In 2012 a report, titled ‘Know me: Understanding the vulnerabilities of adolescent girls’ was published to illustrate the findings of a qualitative study carried out among young people in Karnataka State, in India. The Karnataka Health Promotion Trust (KHPT) published the document, which explores girls’ attitudes and aspirations with respect to education and attending school, with support from STRIVE. It documents girls’ experiences and explores a range of issues related to structural factors such as gender and social norms, traditional cultural practices, nutrition, healthcare, education and poverty. The report also considers the importance of school as a social space, providing a peer-based support system, representing an alternative to household work and early marriage, and for the significance of teachers as role models.
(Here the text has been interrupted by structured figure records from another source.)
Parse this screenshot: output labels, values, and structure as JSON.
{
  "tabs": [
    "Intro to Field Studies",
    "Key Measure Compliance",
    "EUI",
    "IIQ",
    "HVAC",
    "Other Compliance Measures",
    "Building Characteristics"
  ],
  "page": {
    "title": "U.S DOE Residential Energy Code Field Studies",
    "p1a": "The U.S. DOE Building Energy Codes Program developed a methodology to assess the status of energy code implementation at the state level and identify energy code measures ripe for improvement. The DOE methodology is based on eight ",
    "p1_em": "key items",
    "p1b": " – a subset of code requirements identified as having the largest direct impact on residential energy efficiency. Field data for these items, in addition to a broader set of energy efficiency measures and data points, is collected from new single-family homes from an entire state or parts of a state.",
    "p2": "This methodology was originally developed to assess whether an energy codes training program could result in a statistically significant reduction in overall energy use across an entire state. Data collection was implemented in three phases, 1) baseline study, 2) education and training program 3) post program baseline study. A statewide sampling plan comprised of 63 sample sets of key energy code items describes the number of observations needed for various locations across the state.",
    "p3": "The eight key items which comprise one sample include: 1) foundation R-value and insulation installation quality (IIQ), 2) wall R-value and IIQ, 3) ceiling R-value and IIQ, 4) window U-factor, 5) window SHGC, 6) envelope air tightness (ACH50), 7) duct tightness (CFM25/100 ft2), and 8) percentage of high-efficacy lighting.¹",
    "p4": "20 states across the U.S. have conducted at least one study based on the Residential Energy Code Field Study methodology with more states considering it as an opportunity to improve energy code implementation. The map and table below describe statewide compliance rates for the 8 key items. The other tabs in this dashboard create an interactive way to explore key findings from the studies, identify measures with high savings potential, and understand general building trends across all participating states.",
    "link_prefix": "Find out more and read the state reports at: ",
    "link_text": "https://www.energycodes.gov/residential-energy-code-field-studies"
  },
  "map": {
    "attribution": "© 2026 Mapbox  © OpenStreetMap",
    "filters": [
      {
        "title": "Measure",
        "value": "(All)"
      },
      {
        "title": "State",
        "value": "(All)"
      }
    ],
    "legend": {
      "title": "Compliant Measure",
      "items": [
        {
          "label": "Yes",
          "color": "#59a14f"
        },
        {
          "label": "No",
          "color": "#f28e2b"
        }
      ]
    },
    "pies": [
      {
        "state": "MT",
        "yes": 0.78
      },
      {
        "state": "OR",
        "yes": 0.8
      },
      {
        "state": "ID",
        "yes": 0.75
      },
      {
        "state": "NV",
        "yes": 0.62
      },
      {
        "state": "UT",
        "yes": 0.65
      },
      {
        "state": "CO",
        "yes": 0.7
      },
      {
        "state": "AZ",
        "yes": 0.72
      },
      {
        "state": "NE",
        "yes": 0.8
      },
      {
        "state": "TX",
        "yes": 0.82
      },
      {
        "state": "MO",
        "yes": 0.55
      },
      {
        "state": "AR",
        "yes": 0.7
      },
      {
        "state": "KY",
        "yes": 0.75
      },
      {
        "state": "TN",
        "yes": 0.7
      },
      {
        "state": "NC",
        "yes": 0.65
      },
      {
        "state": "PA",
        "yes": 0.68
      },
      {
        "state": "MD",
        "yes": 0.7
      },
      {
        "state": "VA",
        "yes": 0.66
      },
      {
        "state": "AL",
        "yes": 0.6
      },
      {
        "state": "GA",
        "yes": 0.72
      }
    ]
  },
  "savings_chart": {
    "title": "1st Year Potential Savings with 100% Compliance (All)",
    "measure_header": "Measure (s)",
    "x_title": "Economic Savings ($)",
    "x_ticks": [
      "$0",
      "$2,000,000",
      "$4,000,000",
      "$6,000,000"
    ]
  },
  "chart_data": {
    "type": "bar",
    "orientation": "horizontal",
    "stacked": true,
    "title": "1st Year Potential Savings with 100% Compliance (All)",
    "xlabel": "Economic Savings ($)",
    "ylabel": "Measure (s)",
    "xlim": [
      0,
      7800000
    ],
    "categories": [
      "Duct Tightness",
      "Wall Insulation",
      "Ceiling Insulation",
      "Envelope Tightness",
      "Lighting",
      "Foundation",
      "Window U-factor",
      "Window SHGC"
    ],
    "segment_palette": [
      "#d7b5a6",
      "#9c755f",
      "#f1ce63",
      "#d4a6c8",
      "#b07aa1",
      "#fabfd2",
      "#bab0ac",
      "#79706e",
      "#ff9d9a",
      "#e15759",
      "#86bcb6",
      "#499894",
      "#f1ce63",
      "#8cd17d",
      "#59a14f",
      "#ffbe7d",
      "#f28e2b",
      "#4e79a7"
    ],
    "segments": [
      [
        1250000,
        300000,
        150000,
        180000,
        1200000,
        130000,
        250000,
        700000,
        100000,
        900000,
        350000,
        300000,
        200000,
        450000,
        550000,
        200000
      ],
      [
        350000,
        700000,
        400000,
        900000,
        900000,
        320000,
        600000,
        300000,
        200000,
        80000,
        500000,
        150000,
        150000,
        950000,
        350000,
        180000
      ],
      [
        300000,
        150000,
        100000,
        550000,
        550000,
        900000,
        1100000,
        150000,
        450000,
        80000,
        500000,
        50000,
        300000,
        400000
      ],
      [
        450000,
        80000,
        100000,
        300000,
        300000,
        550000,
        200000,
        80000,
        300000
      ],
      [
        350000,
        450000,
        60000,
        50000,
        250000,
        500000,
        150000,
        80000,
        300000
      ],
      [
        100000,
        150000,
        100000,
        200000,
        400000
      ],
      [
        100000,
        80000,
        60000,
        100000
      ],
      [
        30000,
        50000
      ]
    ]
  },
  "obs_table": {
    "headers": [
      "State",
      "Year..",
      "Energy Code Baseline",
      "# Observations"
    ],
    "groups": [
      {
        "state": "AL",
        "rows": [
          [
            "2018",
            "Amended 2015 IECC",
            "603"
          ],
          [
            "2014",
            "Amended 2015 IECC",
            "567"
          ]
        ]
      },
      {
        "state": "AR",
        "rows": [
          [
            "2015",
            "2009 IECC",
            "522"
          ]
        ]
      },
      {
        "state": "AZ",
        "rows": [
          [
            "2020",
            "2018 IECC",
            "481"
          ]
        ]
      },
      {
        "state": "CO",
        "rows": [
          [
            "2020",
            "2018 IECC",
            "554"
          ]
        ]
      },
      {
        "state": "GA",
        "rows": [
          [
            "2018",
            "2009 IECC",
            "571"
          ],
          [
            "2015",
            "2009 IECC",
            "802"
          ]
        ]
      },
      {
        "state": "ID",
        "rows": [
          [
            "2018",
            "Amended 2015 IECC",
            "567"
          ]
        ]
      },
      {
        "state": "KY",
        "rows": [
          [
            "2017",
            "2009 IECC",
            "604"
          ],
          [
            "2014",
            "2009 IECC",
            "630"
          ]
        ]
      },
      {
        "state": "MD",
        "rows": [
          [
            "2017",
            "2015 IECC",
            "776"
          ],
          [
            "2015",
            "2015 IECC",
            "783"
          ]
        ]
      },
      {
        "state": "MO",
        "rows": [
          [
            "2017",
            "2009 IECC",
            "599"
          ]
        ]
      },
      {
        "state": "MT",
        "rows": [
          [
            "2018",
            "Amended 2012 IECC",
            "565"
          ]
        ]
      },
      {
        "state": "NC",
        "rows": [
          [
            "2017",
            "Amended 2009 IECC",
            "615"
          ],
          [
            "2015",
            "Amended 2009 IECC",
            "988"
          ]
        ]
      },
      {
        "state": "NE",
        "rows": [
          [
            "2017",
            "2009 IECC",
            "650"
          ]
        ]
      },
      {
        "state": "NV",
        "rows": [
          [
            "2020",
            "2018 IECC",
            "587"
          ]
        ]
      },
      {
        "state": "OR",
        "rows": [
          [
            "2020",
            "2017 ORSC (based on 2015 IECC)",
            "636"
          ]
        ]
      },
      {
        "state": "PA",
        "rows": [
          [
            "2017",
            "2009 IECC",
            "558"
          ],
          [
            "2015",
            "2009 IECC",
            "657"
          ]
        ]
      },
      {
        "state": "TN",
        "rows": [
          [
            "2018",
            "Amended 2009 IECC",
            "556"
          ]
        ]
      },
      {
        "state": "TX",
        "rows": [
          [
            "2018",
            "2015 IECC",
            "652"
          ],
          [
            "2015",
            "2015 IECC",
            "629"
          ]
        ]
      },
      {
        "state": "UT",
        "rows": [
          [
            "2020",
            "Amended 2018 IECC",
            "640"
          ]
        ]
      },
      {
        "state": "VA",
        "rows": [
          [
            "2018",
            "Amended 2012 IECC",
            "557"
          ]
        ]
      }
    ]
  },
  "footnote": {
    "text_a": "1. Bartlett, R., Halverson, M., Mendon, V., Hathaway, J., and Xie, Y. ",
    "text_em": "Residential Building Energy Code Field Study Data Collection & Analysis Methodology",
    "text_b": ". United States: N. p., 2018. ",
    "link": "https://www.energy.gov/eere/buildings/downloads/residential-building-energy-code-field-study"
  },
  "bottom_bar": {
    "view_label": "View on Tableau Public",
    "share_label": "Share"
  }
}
A general overview of the HIV epidemic’s evolution can be accessed from a presentation given by STRIVE Research Director Charlotte Watts, which was presented at a workshop hosted by DFID with the AIDS Consortium, to review the UK government Position Paper on AIDS, ‘Towards Zero Infections. The presentation addresses several key issues, including the implications for HIV of the global economic context, how HIV financing has been affected by shifting global priorities and importantly, the existence of structural barriers that continue to limit HIV prevention efforts and service uptake. The presentation offers examples of programmes that achieve value for money by producing multiple outcomes with a single investment.

A report titled ‘Impact of two vulnerability reduction strategies on HIV risk reduction among female sex workers’ by Pillai et al. (2012) focuses on the impact of training of female sex workers (FSW) in alternative income generation as an innovative HIV/AIDS prevention strategy. It gives more information on a range of interlinking community mobilisation strategies. The report argues that FSWs participating in group organising and savings activities are more likely to adopt safer sex practices. The intervention was carried out in three districts of Karnakata state, south India. The results offer comparative insights on community mobilisation in all three settings.

In an editorial by Seeley et al. (2012) titled ‘Addressing the structural drivers of HIV: a luxury or necessity for programmes?’, the social, economic, political and environmental structural factors that increase susceptibility to HIV infection and undermine prevention and treatment efforts are discussed as continuing challenges. It highlights the need to integrate responses to the structural drivers of HIV/AIDS into future HIV investments, with both initiatives to integrate HIV into broader gender and development initiatives, as well as adaptations of current service models, to ensure that they are sensitive to and able to respond to the broader economic and social responsibilities that their clients face.

Women and girls between the ages of 15 to 24 are the population most vulnerable to HIV. STRIVE and ICRW have collaborated on an infographic, which can be viewed below, to explain structural factors that contribute to this vulnerability.

 Violence against women

In 2011, STRIVE published an empirical evidence of what works in low- and middle-income countries to prevent violence against women by their husbands and other male partners, which was written by Lori Heise. The review focuses on prevention programmes rather than responses or services, and on research-based evaluations rather than insights from practice.

SASA! means ‘now!’ in Kiswahili. This comprehensive approach combines tools and a systematic process for community mobilisation to prevent violence against women and HIV. SASA! was developed by Raising Voices and is being implemented in Kampala, Uganda by the Centre for Domestic Violence Prevention (CEDOVIP). SASA! and the SASA! study are part of a broader portfolio of research being undertake by STRIVE and the Gender, Violence and Health Centre at LSHTM. A short video documenting SASA’s systematic phases for organising communities to take on the prevention of violence against women and HIV is available through their website. At its core, SASA! is a way to discuss and transform power. Community activists engage at many levels – from individuals to families to leaders and institutions – to infuse a community with new ways of thinking and behaving.